Para Alberto G. (los burócratas
pidieron no revelar sus nombres) la situación es similar. Con una carrera de 21
años en el servicio exterior mexicano, donde ha desempeñado funciones
diplomáticas en Brasil, Honduras y Singapur, opina que la recién aprobada Ley
de Remuneraciones de los Servidores Públicos sólo le cierra la puerta a la
posibilidad de crecer profesionalmente.
Afirma que ha pensado en opciones
como la academia en universidades privadas o en el extranjero, ya que “con
estas medidas del próximo gobierno se cancela la posibilidad de una mayor
remuneración. Parece que en lugar de premiar la experiencia y la excelencia, se
le castiga”,
critica.
De acuerdo
con la legislación –que fue aprobada el 13 de septiembre en la Cámara de
Diputados y turnada al Ejecutivo para su decreto, y que entre otros puntos
establece que ningún servidor público podrá ganar más que el presidente–, el
primer mandatario ganará 108 mil pesos mensuales.
Un secretario de Estado ganará 106
mil pesos; un subsecretario, hasta 105 mil pesos; un oficial mayor, hasta 100
mil pesos; un jefe de unidad, 99 mil pesos; un director general, 80 mil pesos,
y un director general adjunto, 66 mil pesos.
En cambio,
el Consejo Coordinador Empresarial (CCE)
reveló que en la iniciativa privada el sector bancario es la que mejor paga, ya
que un director de área gana hasta 400 mil pesos al mes.
Al respecto,
Samuel González, presidente ejecutivo de Fundación E, una empresa dedicada a
formar a nuevos empresarios comentó que ante la incertidumbre en el ambiente
laboral y social por los despidos en la administración pública y en la
iniciativa privada por la transición del gobierno, una opción es buscar proyectos en otros países.
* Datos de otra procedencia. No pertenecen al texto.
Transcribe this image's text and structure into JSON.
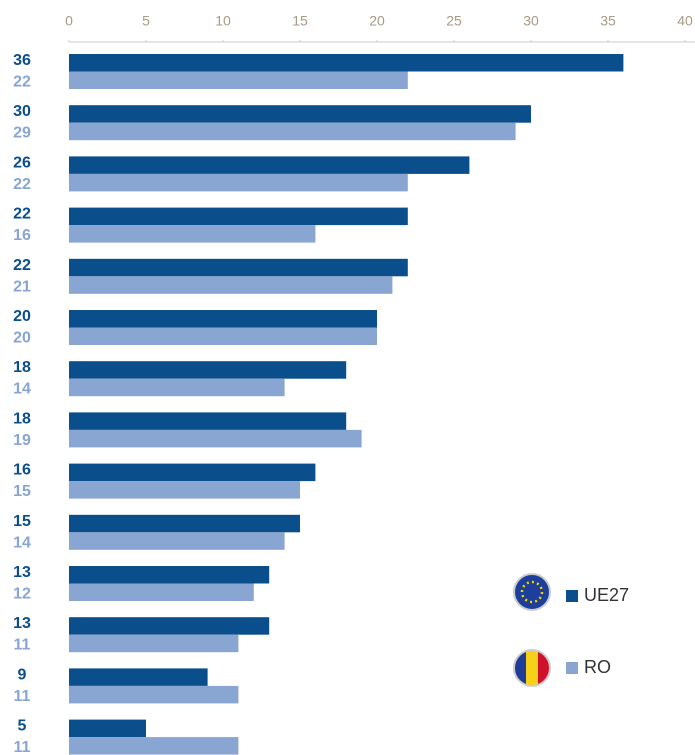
{
  "chart_data": {
    "type": "bar",
    "orientation": "horizontal",
    "categories": [
      null,
      null,
      null,
      null,
      null,
      null,
      null,
      null,
      null,
      null,
      null,
      null,
      null,
      null
    ],
    "series": [
      {
        "name": "UE27",
        "color": "#0b4e8c",
        "values": [
          36,
          30,
          26,
          22,
          22,
          20,
          18,
          18,
          16,
          15,
          13,
          13,
          9,
          5
        ]
      },
      {
        "name": "RO",
        "color": "#89a5d2",
        "values": [
          22,
          29,
          22,
          16,
          21,
          20,
          14,
          19,
          15,
          14,
          12,
          11,
          11,
          11
        ]
      }
    ],
    "xlim": [
      0,
      40
    ],
    "xticks": [
      0,
      5,
      10,
      15,
      20,
      25,
      30,
      35,
      40
    ]
  }
}
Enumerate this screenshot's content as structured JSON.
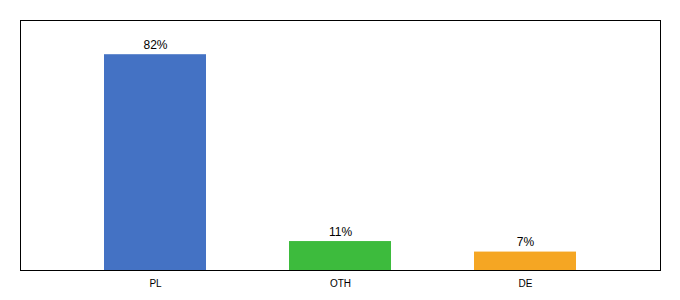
{
  "chart_data": {
    "type": "bar",
    "categories": [
      "PL",
      "OTH",
      "DE"
    ],
    "values": [
      82,
      11,
      7
    ],
    "value_labels": [
      "82%",
      "11%",
      "7%"
    ],
    "colors": [
      "#4472c4",
      "#3dbb3d",
      "#f5a623"
    ],
    "ylim": [
      0,
      95
    ],
    "data_labels": true,
    "tick_labels": "x",
    "grid": false
  }
}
“No sólo México requiere de
emprendedores, sino que el mundo requiere de ideas, proyectos y empresas.
Algunos gobiernos y programas públicos de impulso están abriendo sus fronteras
para sectores específicos. Pronto los gobiernos van a competir por estos
talentos, ya que su aportación a la economía formal es de vital importancia”, expone.